Separating the heat from the light,
Richard Epstein praises his University of Chicago colleague and Obama appointee Cass Sunstein before intellectually burying him.
"Sunstein is by any fair account the most prominent, versatile and influential left-of-center legal academic in the U.S. His nomination has been supported, sensibly enough, by The Wall Street Journal, which also sees him correctly as one of the more conservative players in the Obama administration. But apparently, its wise counsel did not slow down key Republican senators who held up his nomination on at least three separate occasions, in part because of their worries that his view on hunting and animal care make him an extremist on animal rights.

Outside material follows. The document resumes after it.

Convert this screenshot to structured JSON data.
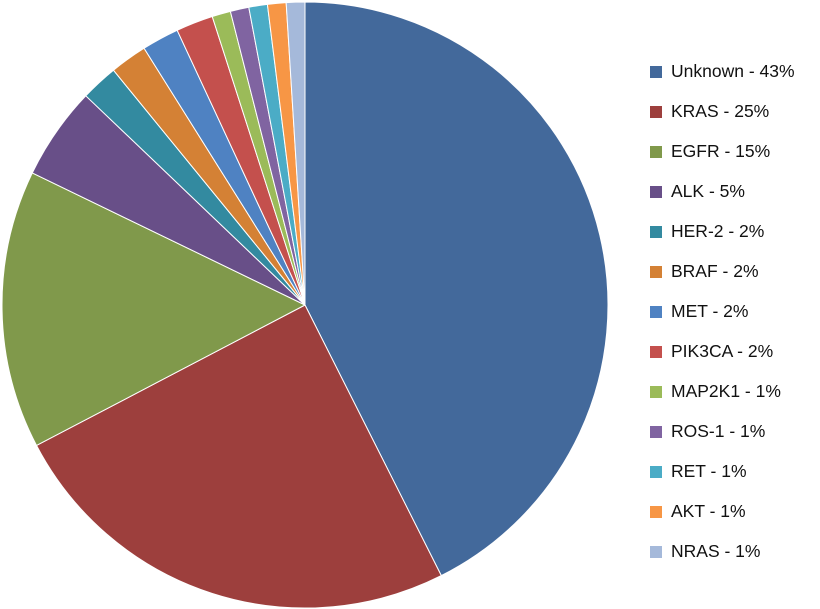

Regrettably, they seem more influenced by the caricature of his position on the American Conservative Union Web site and Glenn Beck's brutal hosing this past July that also denounced Sunstein for his passionate support of Franklin D. Roosevelt's Second Bill of Rights. This sad tale has been well recounted by David Weigel in the Washington Independent. Therefore, it is perhaps no surprise that Sunstein's was confirmed was by the embarrassingly narrow vote of 57-to-40.
These unseemly outbursts of ignorant incivility have ripped at our country's frayed political fabric. One oft-neglected cost of these hysterical tactics is that they discredit ordinary academics, like myself, who strongly disagree with the views that Sunstein has so consistently and elegantly defended. Quite simply, it is to be drowned out by the childish arguments of my supposed allies. The correct political stance is to give President Obama wide latitude in choosing his subordinates, and then to dispute them on the key substantive issues.not"
But of course then there are the problems with Sunstein's long-nourished fantasy, a Second Bill of Rights, rounding out FDR's expansive use of government to drown out the fear from wants far and wide.
... it is Roosevelt's treacherous transformation of human aspirations into enforceable legal rights. There are two enormous gaps in that chain of reasoning. First, it does not specify the persons who must bear the correlative duties to this expanded set of rights. Nor can we duck this problem by imposing the obligations on the state or government, which consists, of course, of all those original right bearers in a different capacity.
So in the end we can't maintain the universality of Roosevelt's claim: We have to distinguish between those of us who count as "the people" and everyone else, those who don't really count at all. If we all have the rights to decent jobs, then workers have the right to form unions, regardless of the consequences to employers, shareholders and the public at large. If farmers have the right to a decent living, the rest of us have to suffer Roosevelt's deadly double of agricultural subsidies and state-sponsored crop cartels.
A second difficulty is as acute as the first. Who fills in the content of the right by telling us what counts as a decent price or a remunerative wage? In a world of major uncertainty, these questions have no fixed answer. But in a political setting, we devised schemes then to assure living wages to autoworkers, only to see Roosevelt's rickety structure comes crashing down on our heads. But do we learn humility from failure? Of course not, if we think that now is the time to implement a regime of positive rights to health care--oops, to health care insurance--funded by punitive and self-destructive taxes on the rich.
In short, there is no way to translate Roosevelt's--or Sunstein's vision--into sustainable social practices. But that's just what the First Bill of Rights can do with its bloodless protection of private property and freedom of contract, speech and religion. Now we can specify the correlative duties with precision: keep off the property of others, and don't meddle in their agreements. Follow these rules and you can stimulate investment and reward hard labor. By keeping our aspirations modest, we can keep our achievements high--which is why we don't want to undermine the first Bill of Rights by adopting the second.
When will people learn that there are only negative rights, not positive rights and the U.S. Constitution derives its power from the former, not the latter?